The array elements represent internal nodes (which are other array indexes) and leaf symbols. See InflaterInputStream.codeLengthsToCodeTree() for a comment explaining the details of this data structure.

Fast Huffman code table

For even faster decoding of symbols, the Huffman code tree is converted into a look-up table that allows up to n bits (configurable) to be consumed in one shot, yielding what symbol or internal node was decoded and how many bits were actually consumed. This feature interacts favorably with the buffered input bit stream.

Because of these two changes, the decoding of Huffman-coded symbols is vastly sped up and the logic of decodeSymbol() is heavily modified.

Input stream bit buffering

The decompressor keeps a buffer of the next 0 to 63 input bits (variable amount). If a request to read n bits can be fulfilled from the buffer, then it is done in one shot instead of reading each bit individually from the input stream.

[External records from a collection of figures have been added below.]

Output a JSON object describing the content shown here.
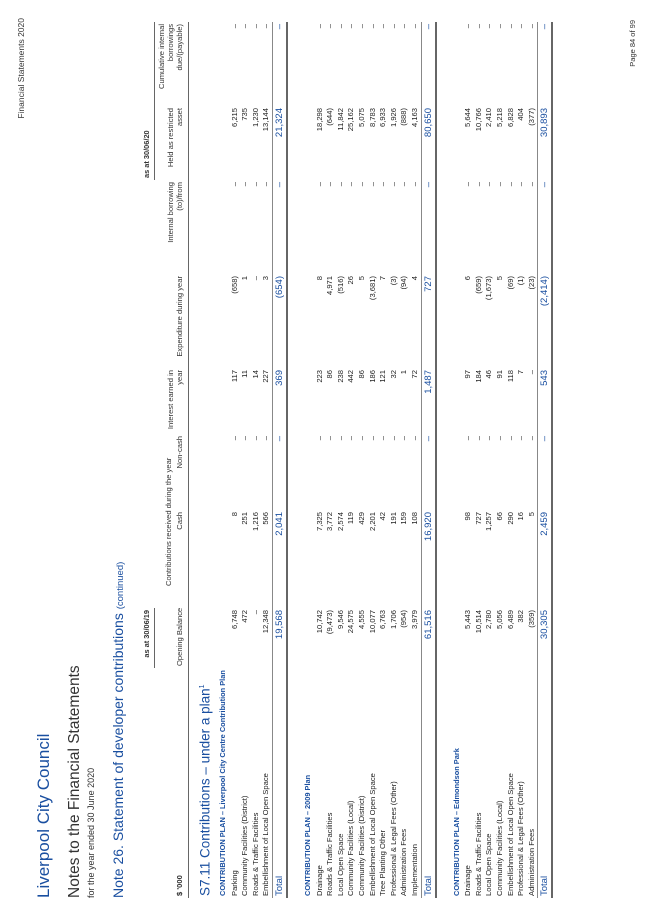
{
  "header": {
    "title": "Financial Statements 2020",
    "page": "Page 84 of 99"
  },
  "org": "Liverpool City Council",
  "doc_title": "Notes to the Financial Statements",
  "period": "for the year ended 30 June 2020",
  "note": {
    "title": "Note 26. Statement of developer contributions",
    "suffix": "(continued)"
  },
  "table": {
    "group_left": "as at 30/06/19",
    "group_right": "as at 30/06/20",
    "contrib_group": "Contributions received during the year",
    "unit": "$ '000",
    "headers": [
      "Opening Balance",
      "Cash",
      "Non-cash",
      "Interest earned in year",
      "Expenditure during year",
      "Internal borrowing (to)/from",
      "Held as restricted asset",
      "Cumulative internal borrowings due/(payable)"
    ],
    "section": "S7.11 Contributions – under a plan",
    "section_sup": "1",
    "plans": [
      {
        "title": "CONTRIBUTION PLAN – Liverpool City Centre Contribution Plan",
        "rows": [
          [
            "Parking",
            "6,748",
            "8",
            "–",
            "117",
            "(658)",
            "–",
            "6,215",
            "–"
          ],
          [
            "Community Facilities (District)",
            "472",
            "251",
            "–",
            "11",
            "1",
            "–",
            "735",
            "–"
          ],
          [
            "Roads & Traffic Facilities",
            "–",
            "1,216",
            "–",
            "14",
            "–",
            "–",
            "1,230",
            "–"
          ],
          [
            "Embellishment of Local Open Space",
            "12,348",
            "566",
            "–",
            "227",
            "3",
            "–",
            "13,144",
            "–"
          ]
        ],
        "total": [
          "Total",
          "19,568",
          "2,041",
          "–",
          "369",
          "(654)",
          "–",
          "21,324",
          "–"
        ]
      },
      {
        "title": "CONTRIBUTION PLAN – 2009 Plan",
        "rows": [
          [
            "Drainage",
            "10,742",
            "7,325",
            "–",
            "223",
            "8",
            "–",
            "18,298",
            "–"
          ],
          [
            "Roads & Traffic Facilities",
            "(9,473)",
            "3,772",
            "–",
            "86",
            "4,971",
            "–",
            "(644)",
            "–"
          ],
          [
            "Local Open Space",
            "9,546",
            "2,574",
            "–",
            "238",
            "(516)",
            "–",
            "11,842",
            "–"
          ],
          [
            "Community Facilities (Local)",
            "24,575",
            "119",
            "–",
            "442",
            "26",
            "–",
            "25,162",
            "–"
          ],
          [
            "Community Facilities (District)",
            "4,555",
            "429",
            "–",
            "86",
            "5",
            "–",
            "5,075",
            "–"
          ],
          [
            "Embellishment of Local Open Space",
            "10,077",
            "2,201",
            "–",
            "186",
            "(3,681)",
            "–",
            "8,783",
            "–"
          ],
          [
            "Tree Planting Other",
            "6,763",
            "42",
            "–",
            "121",
            "7",
            "–",
            "6,933",
            "–"
          ],
          [
            "Professional & Legal Fees (Other)",
            "1,706",
            "191",
            "–",
            "32",
            "(3)",
            "–",
            "1,926",
            "–"
          ],
          [
            "Administration Fees",
            "(954)",
            "159",
            "–",
            "1",
            "(94)",
            "–",
            "(888)",
            "–"
          ],
          [
            "Implementation",
            "3,979",
            "108",
            "–",
            "72",
            "4",
            "–",
            "4,163",
            "–"
          ]
        ],
        "total": [
          "Total",
          "61,516",
          "16,920",
          "–",
          "1,487",
          "727",
          "–",
          "80,650",
          "–"
        ]
      },
      {
        "title": "CONTRIBUTION PLAN – Edmondson Park",
        "rows": [
          [
            "Drainage",
            "5,443",
            "98",
            "–",
            "97",
            "6",
            "–",
            "5,644",
            "–"
          ],
          [
            "Roads & Traffic Facilities",
            "10,514",
            "727",
            "–",
            "184",
            "(659)",
            "–",
            "10,766",
            "–"
          ],
          [
            "Local Open Space",
            "2,780",
            "1,257",
            "–",
            "46",
            "(1,673)",
            "–",
            "2,410",
            "–"
          ],
          [
            "Community Facilities (Local)",
            "5,056",
            "66",
            "–",
            "91",
            "5",
            "–",
            "5,218",
            "–"
          ],
          [
            "Embellishment of Local Open Space",
            "6,489",
            "290",
            "–",
            "118",
            "(69)",
            "–",
            "6,828",
            "–"
          ],
          [
            "Professional & Legal Fees (Other)",
            "382",
            "16",
            "–",
            "7",
            "(1)",
            "–",
            "404",
            "–"
          ],
          [
            "Administration Fees",
            "(359)",
            "5",
            "–",
            "–",
            "(23)",
            "–",
            "(377)",
            "–"
          ]
        ],
        "total": [
          "Total",
          "30,305",
          "2,459",
          "–",
          "543",
          "(2,414)",
          "–",
          "30,893",
          "–"
        ]
      }
    ]
  }
}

If this feature by itself is back-ported to the previous simple DEFLATE implementation (with heavy hacking and patching), it doesn’t yield much speed-up by itself.

Integrated classes

The buffered bit input stream and the circular dictionary have been incorporated into the inflater class’s code. This change reduces the number of object reference indirections when executing the code (thus increasing speed), but it clutters the class’s source code.

Input stream detaching

This decompressor gives control of the underlying input stream back to the caller when the entire DEFLATE data is decompressed. Specifically, it consumes the exact number of bytes needed for decompression and not a single byte more, so the input stream after decompression is at the point immediately following the compressed data.

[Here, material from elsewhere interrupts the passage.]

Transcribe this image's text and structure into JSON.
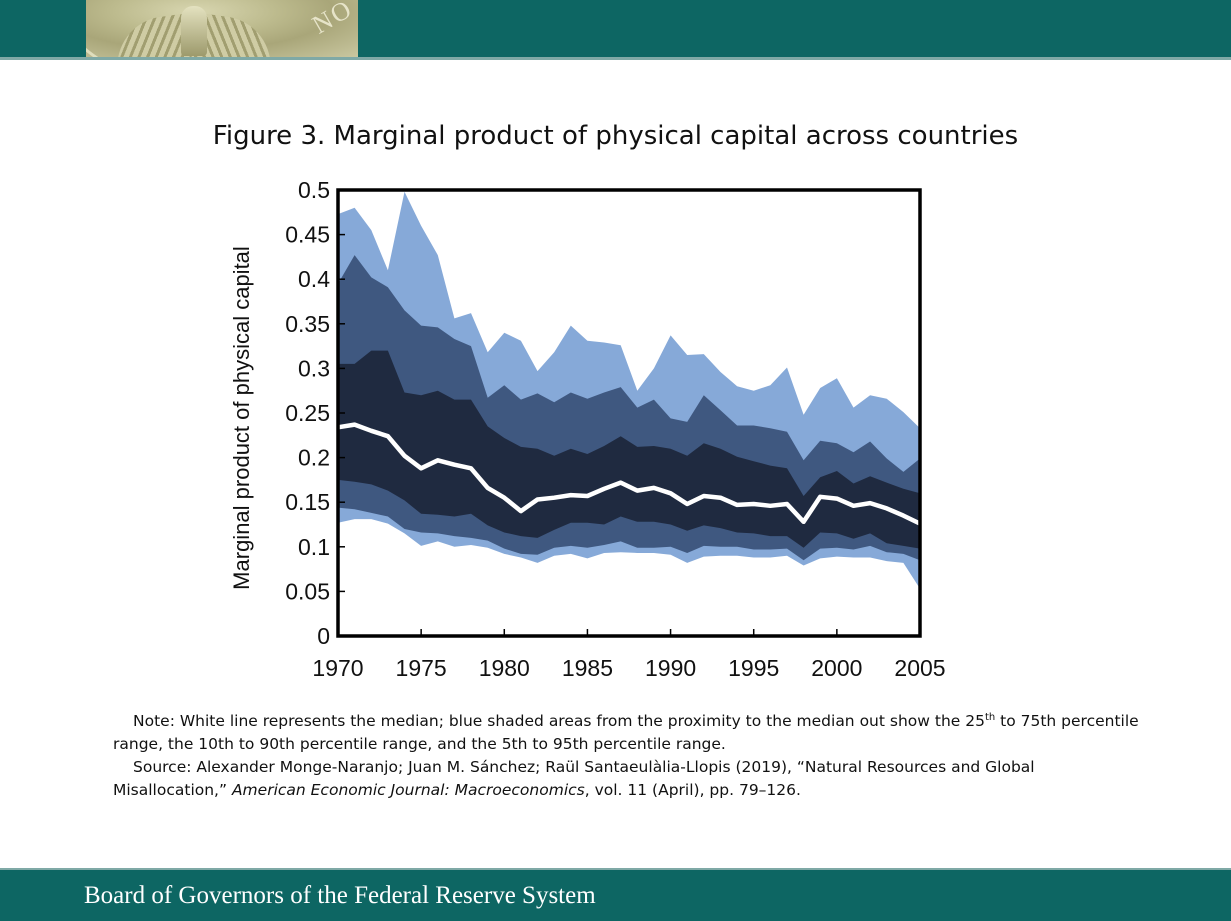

Because of this feature, the input stream is required to be markable, which is supported by BufferedInputStream, my MarkableFileInputStream, and others.

The simple decompressor implementation also achieves the behavior of not reading more bytes than necessary, but it accomplishes it by reading one byte at a time when requested, which is inefficient because there are no opportunities to read ahead for buffering.

Bounded memory usage

The simple decompressor writes the entire output data to an in-memory array before returning, whereas the fast decompressor writes data to the caller’s array on the fly and uses only a bounded amount of memory for buffers and data structures.

Relatedly, it is possible to modify the code to entirely avoid heap allocation during decompression (except for creating exception objects to throw), so that all the memory allocation is performed when an InflaterInputStream object is created. This can be accomplished by pre-allocating the arrays used by decodeHuffmanCodes(), codeLengthsToCodeTree(), and codeTreeToCodeTable().

Unchanged Huffman code decoding

The logic for decoding Huffman codes (for the dynamic Huffman code block type) is essentially unchanged. This code executes infrequently, and there are few opportunities to eliminate inefficiencies.